BT won’t be prosecuted over its use of Phorm, the Crown Prosecution Service has decided.
The Phorm affair happened back in 2006, when some 18,000 BT customers had their browsing habits monitored without their knowledge, in a scheme designed to target online advertising more effectively.
When BT and Phorm’s activities were revealed, the police declined to pursue them in the courts, but privacy campaigner Alexander Hanff took the issue to the Crown Prosecution Service, the BBC reports.
However, the CPS has just issued a statement to say that it doesn’t intend to take legal action against either either company.
Andrew Hadik, Reviewing Lawyer for CPS London’s Complex Casework Unit, said: “On the basis of the evidence gathered and with advice from legal and technical experts, we have determined the extent and seriousness of the alleged criminality. At present, the available evidence is insufficient to provide a realistic prospect of conviction.”

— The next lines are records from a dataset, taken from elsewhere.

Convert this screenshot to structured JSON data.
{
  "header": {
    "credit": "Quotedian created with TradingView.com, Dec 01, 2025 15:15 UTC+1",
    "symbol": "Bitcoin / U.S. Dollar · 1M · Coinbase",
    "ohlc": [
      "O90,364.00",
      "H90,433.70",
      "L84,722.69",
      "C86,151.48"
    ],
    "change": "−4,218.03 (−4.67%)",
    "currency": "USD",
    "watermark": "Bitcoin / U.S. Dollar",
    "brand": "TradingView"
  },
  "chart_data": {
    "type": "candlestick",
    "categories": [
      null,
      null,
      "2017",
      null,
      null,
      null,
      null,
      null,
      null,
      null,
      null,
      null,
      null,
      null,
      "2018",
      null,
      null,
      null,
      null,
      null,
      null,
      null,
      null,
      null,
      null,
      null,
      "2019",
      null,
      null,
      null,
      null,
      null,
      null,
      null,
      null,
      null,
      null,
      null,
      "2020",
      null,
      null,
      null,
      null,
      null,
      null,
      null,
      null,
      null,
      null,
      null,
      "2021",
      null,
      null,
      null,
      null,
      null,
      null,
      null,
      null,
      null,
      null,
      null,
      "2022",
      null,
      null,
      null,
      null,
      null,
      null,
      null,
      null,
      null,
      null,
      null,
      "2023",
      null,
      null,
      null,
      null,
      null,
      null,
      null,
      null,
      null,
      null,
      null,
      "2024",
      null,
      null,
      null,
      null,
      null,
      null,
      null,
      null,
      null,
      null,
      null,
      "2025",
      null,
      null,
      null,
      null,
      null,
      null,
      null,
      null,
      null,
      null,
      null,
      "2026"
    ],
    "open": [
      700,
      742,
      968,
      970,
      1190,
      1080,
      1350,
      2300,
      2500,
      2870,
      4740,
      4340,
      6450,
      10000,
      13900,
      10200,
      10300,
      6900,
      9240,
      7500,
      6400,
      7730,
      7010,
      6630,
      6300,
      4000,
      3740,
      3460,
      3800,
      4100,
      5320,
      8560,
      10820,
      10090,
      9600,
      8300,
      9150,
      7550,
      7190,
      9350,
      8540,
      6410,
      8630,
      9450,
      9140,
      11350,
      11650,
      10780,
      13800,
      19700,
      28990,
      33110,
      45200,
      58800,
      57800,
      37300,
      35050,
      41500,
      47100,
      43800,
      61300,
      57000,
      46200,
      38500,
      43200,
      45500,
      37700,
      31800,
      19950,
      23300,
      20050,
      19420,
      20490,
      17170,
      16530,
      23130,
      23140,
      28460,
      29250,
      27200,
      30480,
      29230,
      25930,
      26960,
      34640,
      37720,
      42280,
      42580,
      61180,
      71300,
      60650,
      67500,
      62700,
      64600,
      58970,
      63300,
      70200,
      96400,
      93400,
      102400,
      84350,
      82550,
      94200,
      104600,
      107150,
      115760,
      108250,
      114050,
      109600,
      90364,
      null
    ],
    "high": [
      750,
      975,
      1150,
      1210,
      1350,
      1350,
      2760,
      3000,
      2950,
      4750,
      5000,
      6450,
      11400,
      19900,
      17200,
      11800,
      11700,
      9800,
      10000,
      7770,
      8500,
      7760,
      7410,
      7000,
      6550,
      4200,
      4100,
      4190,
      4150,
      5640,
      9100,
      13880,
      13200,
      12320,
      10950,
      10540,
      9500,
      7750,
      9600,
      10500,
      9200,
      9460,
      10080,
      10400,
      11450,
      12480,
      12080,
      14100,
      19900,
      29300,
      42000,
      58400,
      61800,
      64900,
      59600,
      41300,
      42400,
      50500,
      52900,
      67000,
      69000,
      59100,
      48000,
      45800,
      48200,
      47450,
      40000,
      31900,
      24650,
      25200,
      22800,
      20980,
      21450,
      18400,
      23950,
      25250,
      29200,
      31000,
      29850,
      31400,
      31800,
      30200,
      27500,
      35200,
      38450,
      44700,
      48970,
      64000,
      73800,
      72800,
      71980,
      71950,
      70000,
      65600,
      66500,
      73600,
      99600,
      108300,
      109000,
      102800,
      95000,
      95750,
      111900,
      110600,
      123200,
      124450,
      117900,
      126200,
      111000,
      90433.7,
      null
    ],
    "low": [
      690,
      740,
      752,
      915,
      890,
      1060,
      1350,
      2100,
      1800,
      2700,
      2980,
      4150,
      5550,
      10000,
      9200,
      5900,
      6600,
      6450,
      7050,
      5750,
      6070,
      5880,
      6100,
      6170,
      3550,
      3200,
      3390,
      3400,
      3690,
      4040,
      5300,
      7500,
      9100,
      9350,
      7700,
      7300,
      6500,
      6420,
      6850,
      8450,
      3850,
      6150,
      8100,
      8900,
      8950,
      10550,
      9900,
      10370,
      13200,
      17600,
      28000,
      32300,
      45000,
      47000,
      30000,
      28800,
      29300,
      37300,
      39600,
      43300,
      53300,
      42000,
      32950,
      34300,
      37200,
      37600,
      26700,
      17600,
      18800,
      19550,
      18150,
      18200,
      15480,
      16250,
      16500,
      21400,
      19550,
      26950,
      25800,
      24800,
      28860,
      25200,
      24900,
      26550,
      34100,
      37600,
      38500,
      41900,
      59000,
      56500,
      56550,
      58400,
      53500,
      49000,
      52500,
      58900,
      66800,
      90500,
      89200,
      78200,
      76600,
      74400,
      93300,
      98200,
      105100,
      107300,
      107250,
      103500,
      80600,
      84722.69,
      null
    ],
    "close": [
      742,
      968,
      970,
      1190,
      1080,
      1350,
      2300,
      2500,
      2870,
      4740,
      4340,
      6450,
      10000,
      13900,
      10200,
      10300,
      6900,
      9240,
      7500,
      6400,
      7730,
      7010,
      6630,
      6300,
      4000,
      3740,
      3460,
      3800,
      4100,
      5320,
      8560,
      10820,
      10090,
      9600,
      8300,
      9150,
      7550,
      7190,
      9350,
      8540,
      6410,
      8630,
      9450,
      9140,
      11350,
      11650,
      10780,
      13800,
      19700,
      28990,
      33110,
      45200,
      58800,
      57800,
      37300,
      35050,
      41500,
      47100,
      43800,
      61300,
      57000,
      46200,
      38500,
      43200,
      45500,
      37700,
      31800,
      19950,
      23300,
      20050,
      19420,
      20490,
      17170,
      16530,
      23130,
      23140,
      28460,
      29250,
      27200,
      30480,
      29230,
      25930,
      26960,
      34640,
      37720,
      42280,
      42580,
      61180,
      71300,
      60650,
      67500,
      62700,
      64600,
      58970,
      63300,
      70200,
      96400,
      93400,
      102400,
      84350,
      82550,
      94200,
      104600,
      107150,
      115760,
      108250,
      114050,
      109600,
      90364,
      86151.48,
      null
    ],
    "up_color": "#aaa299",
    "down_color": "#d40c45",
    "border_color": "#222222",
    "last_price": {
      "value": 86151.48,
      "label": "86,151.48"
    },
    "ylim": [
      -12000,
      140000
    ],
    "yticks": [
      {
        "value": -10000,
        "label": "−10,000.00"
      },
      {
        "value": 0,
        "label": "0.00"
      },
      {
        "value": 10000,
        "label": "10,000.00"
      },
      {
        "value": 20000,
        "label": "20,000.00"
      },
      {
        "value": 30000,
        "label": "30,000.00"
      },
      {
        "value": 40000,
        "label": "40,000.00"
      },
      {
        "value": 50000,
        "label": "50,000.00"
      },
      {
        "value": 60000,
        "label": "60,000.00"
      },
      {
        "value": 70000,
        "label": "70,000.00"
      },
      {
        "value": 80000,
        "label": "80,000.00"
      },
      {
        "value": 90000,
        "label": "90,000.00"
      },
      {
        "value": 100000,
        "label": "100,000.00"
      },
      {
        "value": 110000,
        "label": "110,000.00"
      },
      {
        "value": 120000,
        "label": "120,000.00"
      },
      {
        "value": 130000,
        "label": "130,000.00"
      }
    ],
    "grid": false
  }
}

He added: “We have concluded a prosecution would not be in the public interest. As such, consent to a prosecution cannot be given.”
The CPS listed some of the specific factors which blocked the move to prosecution. These included the fact that both BT and Phorm received “considerable” legal advice concerning the use of the tracking software which stated that it was unlikely to be contrary to Section 1 of the Regulation of Investigatory Powers Act.
Apparently, following the second trial conducted, BT then received conflicting legal advice, which led to it halt the operation. The CPS states that this action, and the fact that both companies cooperated with the police investigation, suggested neither firm acted in bad faith.
Hmm… If they really had been acting in good faith, they’d have sought the consent of users instead of spying on them, surely? Acting in good faith is all very well after you’ve been caught.
The CPS also noted the trial was limited, the data anonymised, processed “without human intervention”, and later destroyed (we bet it was).
“There is no evidence to suggest that anyone affected by the trial suffered any loss or harm as a result,” it concluded, finishing off with the assertion that a court would likely only impose a nominal penalty given the way the evidence stacked up.
The fact that no one was harmed isn’t really the point. A drunk driver might not run anyone over on his way home, but he’s unlikely to be able to use that in his defence.
Phorm racked up big losses in the years following the scandal, and is now trying to find business abroad in Asia and South America.